Associate Professor

Graduate Training: California Institute of Technology

Departments of Otolaryngology; Ophthalmology; Biochemistry
WVU School of Medicine
One Medical Center Drive
PO Box 9303 Health Sciences Center
Morgantown, WV 26506-9303
t: 304-293-0271
f: 304-293-7182
e: pmathers@hsc.wvu.edu

My laboratory works on the molecular genetics of two developmental sensory systems: the eye and the ear. We seek to understand the genes required for the formation of early retinal tissue during eye formation and in the development of specific relay centers in the auditory brainstem that are critical for hearing. Using transgenic and targeted deletion (knockout) mouse models, the lab is studying the function of specific transcription factors in regulating developmental gene expression patterns and deciding the fate of these particular tissues. These studies use molecular, genetic, and biochemical techniques—along with fluorescent and histochemical imaging—to understand how genetic mutations affect the formation of sensory organs. We have developed genetic models that allow us to delete a gene at selected times, allowing a detailed analysis of that gene’s function at various stages of development. We have also used mutational screens in patients to identify a cause for anophthalmia, a condition where patients are born without eyes. Our current work with stem cells is aimed at repairing damaged sensory tissue through regeneration. 

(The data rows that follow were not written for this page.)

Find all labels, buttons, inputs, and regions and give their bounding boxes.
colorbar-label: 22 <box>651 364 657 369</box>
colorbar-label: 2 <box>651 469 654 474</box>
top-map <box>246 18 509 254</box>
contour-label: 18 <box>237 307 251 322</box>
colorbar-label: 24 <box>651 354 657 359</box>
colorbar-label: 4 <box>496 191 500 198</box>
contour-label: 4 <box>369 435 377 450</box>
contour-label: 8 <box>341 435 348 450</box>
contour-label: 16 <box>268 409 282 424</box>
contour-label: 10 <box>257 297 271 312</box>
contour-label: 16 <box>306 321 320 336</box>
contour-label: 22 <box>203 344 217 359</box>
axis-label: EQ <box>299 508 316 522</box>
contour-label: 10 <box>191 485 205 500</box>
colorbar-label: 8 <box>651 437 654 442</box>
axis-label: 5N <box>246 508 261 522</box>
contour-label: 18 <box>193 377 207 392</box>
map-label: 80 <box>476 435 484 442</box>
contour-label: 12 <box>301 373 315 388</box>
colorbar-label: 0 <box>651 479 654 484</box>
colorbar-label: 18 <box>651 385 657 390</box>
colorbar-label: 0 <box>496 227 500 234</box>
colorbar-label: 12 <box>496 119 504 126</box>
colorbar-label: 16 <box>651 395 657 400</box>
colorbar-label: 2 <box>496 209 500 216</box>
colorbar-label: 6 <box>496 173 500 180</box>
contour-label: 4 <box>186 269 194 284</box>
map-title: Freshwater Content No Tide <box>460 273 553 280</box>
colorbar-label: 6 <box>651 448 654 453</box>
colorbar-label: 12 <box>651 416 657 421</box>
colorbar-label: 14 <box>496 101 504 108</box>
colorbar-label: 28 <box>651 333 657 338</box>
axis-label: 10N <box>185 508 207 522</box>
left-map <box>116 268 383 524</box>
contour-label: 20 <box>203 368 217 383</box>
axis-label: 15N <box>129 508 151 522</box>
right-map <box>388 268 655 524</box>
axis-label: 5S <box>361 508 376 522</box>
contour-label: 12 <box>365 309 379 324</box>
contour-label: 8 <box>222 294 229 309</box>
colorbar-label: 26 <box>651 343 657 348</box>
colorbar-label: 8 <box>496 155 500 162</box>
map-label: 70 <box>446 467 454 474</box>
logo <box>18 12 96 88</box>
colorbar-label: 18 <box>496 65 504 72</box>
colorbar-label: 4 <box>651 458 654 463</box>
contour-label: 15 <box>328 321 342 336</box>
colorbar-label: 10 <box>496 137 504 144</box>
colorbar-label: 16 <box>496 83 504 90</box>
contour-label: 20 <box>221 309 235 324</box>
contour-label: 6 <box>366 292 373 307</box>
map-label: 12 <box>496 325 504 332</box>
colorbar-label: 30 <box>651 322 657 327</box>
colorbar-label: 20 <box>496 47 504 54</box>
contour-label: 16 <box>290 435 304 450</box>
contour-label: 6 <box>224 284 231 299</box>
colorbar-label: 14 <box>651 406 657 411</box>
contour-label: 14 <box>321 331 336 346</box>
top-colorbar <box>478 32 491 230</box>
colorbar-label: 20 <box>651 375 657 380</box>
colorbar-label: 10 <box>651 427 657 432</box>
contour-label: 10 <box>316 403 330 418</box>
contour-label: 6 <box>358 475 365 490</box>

Figure: Conditional Gene Deletion During Development. Mouse embryos stained for Rx gene expression. A) Normal embryo showing Rx expression in the optic vesicle and ventral forebrain. B) Cre-recombinase-expressing embryo, where Rx exon 2 is deleted only in the optic vesicle. Note the loss of expression at the lateral surface. Deletion of Rx at this stage prevents the neural retina and lens from forming, showing that Rx is required to specify these important visual tissues. Rx is also necessary for the initial formation of the optic vesicle.